海外ミステリ・レビュー

……新旧の積ん読本を崩しつつ

「冬の裁き」スチュアート・カミンスキー

カミンスキー熟練の筆が堪能できる渋い警察小説。既に孫もいる老刑事エイブ・リーバーマンを主人公とするが、相棒となる刑事ハンラハンも重要な位置を占める。人生の黄昏時を迎えた刑事二人を狂言回し役に、罪を犯す者たちを見つめた〝人間ドラマ〟といった作風で、地味ながらも味わい深い物語が展開する。本作は、日本で初翻訳された1994年発表のシリーズ第3弾。

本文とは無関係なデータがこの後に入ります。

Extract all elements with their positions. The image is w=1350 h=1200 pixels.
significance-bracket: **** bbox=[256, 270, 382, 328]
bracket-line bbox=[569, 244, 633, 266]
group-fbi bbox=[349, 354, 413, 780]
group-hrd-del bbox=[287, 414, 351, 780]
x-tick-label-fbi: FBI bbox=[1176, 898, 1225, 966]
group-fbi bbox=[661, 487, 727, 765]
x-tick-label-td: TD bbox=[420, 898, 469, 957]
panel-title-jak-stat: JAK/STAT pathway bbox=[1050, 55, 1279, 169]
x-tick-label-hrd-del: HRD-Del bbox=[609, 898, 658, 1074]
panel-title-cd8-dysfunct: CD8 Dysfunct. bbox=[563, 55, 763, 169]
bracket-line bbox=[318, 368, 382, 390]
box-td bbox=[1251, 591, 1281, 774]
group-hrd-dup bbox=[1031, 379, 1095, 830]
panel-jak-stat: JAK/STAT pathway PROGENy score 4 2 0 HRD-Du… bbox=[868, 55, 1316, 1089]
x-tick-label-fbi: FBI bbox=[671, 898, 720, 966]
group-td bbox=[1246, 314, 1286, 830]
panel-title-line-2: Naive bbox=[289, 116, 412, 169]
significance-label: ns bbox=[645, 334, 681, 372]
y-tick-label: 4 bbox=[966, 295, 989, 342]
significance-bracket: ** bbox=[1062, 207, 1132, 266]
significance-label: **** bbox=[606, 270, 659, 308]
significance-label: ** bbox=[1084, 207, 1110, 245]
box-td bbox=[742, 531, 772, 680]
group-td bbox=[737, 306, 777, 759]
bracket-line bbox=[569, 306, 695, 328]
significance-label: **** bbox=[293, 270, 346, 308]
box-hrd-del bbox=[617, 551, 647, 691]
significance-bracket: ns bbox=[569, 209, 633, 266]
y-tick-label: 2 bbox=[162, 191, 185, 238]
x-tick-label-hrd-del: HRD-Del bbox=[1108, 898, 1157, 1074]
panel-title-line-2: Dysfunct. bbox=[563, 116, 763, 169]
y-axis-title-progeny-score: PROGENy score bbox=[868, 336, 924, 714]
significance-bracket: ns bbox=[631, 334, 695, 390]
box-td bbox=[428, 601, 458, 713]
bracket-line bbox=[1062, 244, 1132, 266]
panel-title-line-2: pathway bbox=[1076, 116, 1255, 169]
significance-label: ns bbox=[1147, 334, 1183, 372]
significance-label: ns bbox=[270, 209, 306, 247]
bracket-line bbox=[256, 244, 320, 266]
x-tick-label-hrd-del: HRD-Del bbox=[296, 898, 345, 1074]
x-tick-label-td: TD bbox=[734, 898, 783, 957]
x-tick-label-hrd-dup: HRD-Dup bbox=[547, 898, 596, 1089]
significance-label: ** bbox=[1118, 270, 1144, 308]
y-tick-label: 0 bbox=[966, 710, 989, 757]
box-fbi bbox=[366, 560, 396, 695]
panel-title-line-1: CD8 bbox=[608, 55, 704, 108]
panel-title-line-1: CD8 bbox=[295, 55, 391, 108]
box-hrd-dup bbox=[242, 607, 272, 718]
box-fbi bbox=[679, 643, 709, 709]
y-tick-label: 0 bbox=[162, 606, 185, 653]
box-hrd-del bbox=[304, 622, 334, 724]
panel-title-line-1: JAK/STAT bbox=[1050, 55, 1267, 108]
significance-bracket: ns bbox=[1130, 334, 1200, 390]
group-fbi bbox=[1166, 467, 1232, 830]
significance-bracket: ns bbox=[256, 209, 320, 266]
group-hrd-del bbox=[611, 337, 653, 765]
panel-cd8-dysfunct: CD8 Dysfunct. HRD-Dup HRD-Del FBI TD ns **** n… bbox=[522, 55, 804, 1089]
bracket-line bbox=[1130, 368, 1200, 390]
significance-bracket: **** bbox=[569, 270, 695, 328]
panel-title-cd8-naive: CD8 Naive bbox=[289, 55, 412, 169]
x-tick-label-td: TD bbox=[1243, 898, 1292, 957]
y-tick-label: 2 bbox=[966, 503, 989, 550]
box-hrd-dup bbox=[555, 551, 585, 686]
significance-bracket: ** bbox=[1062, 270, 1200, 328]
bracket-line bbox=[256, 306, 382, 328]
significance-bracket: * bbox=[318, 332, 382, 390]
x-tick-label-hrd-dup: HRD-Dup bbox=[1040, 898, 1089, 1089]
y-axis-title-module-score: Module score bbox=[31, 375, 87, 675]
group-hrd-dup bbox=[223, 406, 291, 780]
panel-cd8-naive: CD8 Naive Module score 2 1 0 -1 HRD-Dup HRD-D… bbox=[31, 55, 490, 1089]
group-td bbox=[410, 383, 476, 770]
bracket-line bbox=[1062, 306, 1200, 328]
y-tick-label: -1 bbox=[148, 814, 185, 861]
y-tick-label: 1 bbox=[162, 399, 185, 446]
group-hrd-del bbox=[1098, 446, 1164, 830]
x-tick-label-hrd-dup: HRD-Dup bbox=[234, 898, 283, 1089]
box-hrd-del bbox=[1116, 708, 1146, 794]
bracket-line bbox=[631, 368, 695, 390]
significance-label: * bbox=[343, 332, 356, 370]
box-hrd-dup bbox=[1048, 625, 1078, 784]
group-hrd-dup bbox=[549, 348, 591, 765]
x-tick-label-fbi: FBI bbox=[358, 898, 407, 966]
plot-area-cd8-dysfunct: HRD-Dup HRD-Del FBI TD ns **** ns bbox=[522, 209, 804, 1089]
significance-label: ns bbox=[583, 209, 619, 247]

以降、本国では第10作まで発表されているが、翻訳は第5作「憎しみの連鎖」まで。コアなファンを無視し、売れなければすぐに見切りを付ける現代の出版事情を考えれば、これでも長く続いた方かもしれない。

タイトル通り、厳しい冬のシカゴを舞台に、リーバーマンの甥が2人組の強盗に殺害されたケースを扱い、その発端から解決までの一日の流れを時系列で描いていく。当初は行きずりの犯行と捉えられた事件が、終局で予想外の真相へと辿り着く。淡々としていながらも、人生の機微までを伝える筆致が見事だ。